I will be using a miniDSP 10x10hd, and the plan is to cross the flanking subs, with there respective mains, as well as matrix the LFE channel to theses subs as well for frequencies above 50hz, and then use the Low LFE subs for everything under 50-60hz.
One thing you find in working in real rooms versus sim land is that a flat response in sim land will be greatly overblown in the real world. I have found that you can tailor the response of a sub to behave with a flat response in a real room.
The method used is to incorporate a bit of a falling response.
Advise taken, I am using 1/2 space sim in hornresp, so I assumed that would be close to in room...?
Yes and no.
Most reasonably sized rooms will have a bit of reflection reinforcement i the nether regions.
It really starts to get useful below thirty hertz. You get about 3 db here, and usually about 6 to 8 at 20 hertz.
Below this you are really working in the pressure field, as in the room is much to small to create a reflected true to length wave of the sounds. So you get even more reinforcement. At 16 hertz a great many studies have shown that there is about ten plus db of room gain.
Now for the good/bad news. Not very much program material has large peaks down that low. It's mostly higher harmonics or multiples of the low frequency fundamental notes.
Even nasty pipe organs are not that killer down low. A few are, and I have the recordings to show them off.
Some movies to have the odd bit of thunder.
SO what does this have to do with your box design?
You can reduce the size but not the path length and create a design that will produce what you want in room.
If you are really keen on getting this right there is a fairly simple method you can use if you have a measurement microphone and REW.
Don't worry a whole bunch over the group delay effects. ( sorry chrapladm )

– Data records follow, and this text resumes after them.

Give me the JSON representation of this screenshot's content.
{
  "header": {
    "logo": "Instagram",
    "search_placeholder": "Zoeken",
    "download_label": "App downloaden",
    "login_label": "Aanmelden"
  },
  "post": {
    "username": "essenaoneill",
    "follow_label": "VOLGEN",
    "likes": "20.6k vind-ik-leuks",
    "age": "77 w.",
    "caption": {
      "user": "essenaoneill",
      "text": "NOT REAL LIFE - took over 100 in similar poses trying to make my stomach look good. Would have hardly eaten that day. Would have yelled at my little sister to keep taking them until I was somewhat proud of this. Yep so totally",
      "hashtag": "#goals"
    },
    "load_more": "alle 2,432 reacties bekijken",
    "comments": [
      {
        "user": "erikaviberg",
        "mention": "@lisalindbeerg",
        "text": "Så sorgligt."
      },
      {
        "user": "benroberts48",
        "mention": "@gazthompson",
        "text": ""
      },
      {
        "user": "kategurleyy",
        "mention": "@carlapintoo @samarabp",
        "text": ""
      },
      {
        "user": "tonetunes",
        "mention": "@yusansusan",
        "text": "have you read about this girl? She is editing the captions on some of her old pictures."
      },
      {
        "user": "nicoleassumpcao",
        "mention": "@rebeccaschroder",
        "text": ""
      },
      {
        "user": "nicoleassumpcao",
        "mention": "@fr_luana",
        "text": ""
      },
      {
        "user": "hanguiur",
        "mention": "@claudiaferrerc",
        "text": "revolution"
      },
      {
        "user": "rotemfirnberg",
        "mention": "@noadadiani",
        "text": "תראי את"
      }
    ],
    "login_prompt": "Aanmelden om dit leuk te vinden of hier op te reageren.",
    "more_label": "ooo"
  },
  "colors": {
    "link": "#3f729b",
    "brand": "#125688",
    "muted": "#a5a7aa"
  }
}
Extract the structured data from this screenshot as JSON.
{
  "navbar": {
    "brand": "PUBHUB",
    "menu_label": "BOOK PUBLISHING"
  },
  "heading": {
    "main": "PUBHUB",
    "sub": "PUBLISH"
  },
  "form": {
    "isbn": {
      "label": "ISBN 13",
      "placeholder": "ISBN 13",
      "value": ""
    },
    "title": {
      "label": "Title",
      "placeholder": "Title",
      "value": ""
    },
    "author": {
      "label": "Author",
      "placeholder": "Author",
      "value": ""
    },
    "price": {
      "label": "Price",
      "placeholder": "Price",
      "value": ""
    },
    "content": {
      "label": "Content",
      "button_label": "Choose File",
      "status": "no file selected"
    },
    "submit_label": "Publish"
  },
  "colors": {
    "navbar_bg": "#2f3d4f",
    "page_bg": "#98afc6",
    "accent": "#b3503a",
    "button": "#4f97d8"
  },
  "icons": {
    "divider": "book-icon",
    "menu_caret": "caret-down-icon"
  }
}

I have done quite a few horn loaded subs that should have had built in echo according to the naysayers. But the effects are very difficult to hear in the low end. Horns done well have vanishingly low distortion. In fact I have yet to have heard one that I found to be problematic in any way.

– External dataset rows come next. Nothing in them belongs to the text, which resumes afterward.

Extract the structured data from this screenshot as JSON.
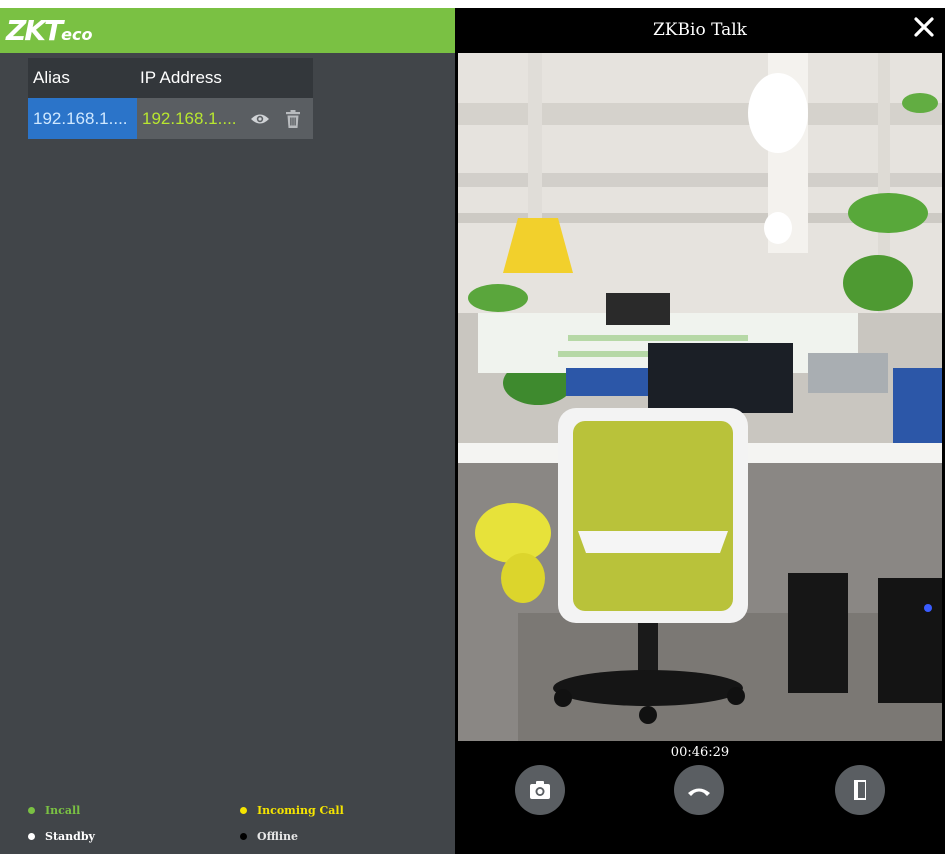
{
  "app": {
    "logo": {
      "main": "ZKT",
      "suffix": "eco"
    }
  },
  "device_table": {
    "headers": {
      "alias": "Alias",
      "ip": "IP Address"
    },
    "rows": [
      {
        "alias": "192.168.1....",
        "ip": "192.168.1....",
        "actions": [
          "eye-icon",
          "trash-icon"
        ]
      }
    ]
  },
  "legend": [
    {
      "label": "Incall",
      "color": "#7ac143"
    },
    {
      "label": "Incoming Call",
      "color": "#f5e400"
    },
    {
      "label": "Standby",
      "color": "#ffffff"
    },
    {
      "label": "Offline",
      "color": "#000000"
    }
  ],
  "talk": {
    "title": "ZKBio Talk",
    "timer": "00:46:29",
    "buttons": [
      "camera-icon",
      "hang-up-icon",
      "door-icon"
    ]
  }
}
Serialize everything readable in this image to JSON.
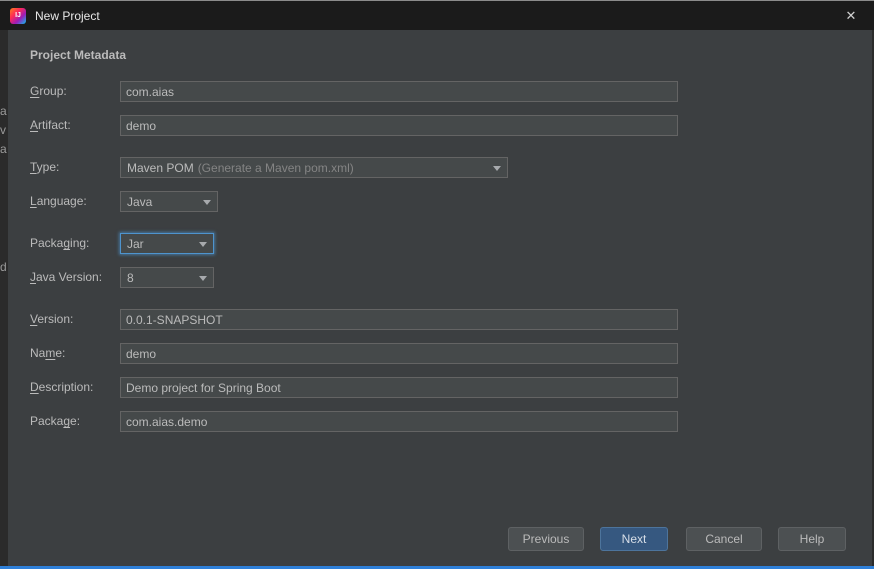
{
  "window": {
    "title": "New Project",
    "logo_text": "IJ",
    "close": "✕"
  },
  "header": {
    "title": "Project Metadata"
  },
  "form": {
    "fields": [
      {
        "label": "Group:",
        "mnemonic": 0,
        "value": "com.aias"
      },
      {
        "label": "Artifact:",
        "mnemonic": 0,
        "value": "demo"
      },
      {
        "label": "Type:",
        "mnemonic": 0,
        "value": "Maven POM",
        "hint": "(Generate a Maven pom.xml)"
      },
      {
        "label": "Language:",
        "mnemonic": 0,
        "value": "Java"
      },
      {
        "label": "Packaging:",
        "mnemonic": 5,
        "value": "Jar"
      },
      {
        "label": "Java Version:",
        "mnemonic": 0,
        "value": "8"
      },
      {
        "label": "Version:",
        "mnemonic": 0,
        "value": "0.0.1-SNAPSHOT"
      },
      {
        "label": "Name:",
        "mnemonic": 2,
        "value": "demo"
      },
      {
        "label": "Description:",
        "mnemonic": 0,
        "value": "Demo project for Spring Boot"
      },
      {
        "label": "Package:",
        "mnemonic": 5,
        "value": "com.aias.demo"
      }
    ]
  },
  "buttons": {
    "previous": "Previous",
    "next": "Next",
    "cancel": "Cancel",
    "help": "Help"
  },
  "background_fragments": [
    {
      "char": "a"
    },
    {
      "char": "v"
    },
    {
      "char": "a"
    },
    {
      "char": "d"
    }
  ],
  "colors": {
    "dialog_background": "#3c3f41",
    "titlebar_background": "#1b1b1b",
    "field_background": "#45494a",
    "field_border": "#646464",
    "focus_border": "#4e94ce",
    "default_button": "#365880",
    "window_bottom_accent": "#2f80d9",
    "text": "#bbbbbb"
  }
}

My background is in music by the way, I played in the brass section, and still can tune by ear an instrument I have not regularly picked up in 26 years. And I'm very picky in terms of quality of bass reproduction. I have heard most everything live and remember exactly what it sounds like. It's what drove me to start designing speakers in the first place!
Last bit of advice. Your ULF sub would be better as a FLH (front loaded horn) I can always tell the sound of a tapped horn. I never really enjoy them.
Why?
They tend to sound like vented boxes. A bit whooly on the low end. If you like that then it is you ticket to happy ville.
Last bit of advice. And this is a pat on the back at the same time.
Trust Hornresp if the following conditions have been met:
You have tested your drivers and are using the measured parameters as input to Hornresp.
You build exactly what you sim ( your folds look great )
Brace brace and brace some more. Horns are high pressure devices and the highest pressures are closest to the cones.
If you can measure there is a fairly simple way to measure your rooms gain. ( transfer function )
You need a sealed sub and the ability to EQ it flat. You do this outside. As in measure and EQ it outside.
You don't have to be loud as all get out. What you need to be is louder than the rooms basic noise level. Fairly easy.
Play the same signal inside and measure the difference.
If you are using REW it will be fairly easy to see the difference using a multiple response curve graph.
Once you know what you have in terms of room gain you can design accordingly for your ULF horn. And then enjoy.
Tapped horn refers to the larger of your three horns.
The drivers tap the horn at a point other than the beginning only. This secondary tapped point creates a rise in the response usually at the third harmonic and higher.
So you should stick with your first design of the mid bass horns. A falling response will not help you in this range as there is very little room gain at the frequencies the midbass horn will be operating at.
Second.
Way to large of a rear chamber on the idea for the riser. You have basically designed a box with a very long vent.
Third.
Never load two horns into a single mouth the same size as it would be for one horn.
If you want a common mout you can do this. But it should be the summed area of two individual horns.
Slap it into your horn. You will be able to do two things. Shrink the rear chamber, and if you have ripple take a look at how much ripple. An undulation of 3 db up or down is not really noticeable.
Also if you buy eight or more of the Dayton Pro woofers you will get a discount.
The Selenium driver has very little excursion capability and therefore will have much higher distortion in a horn.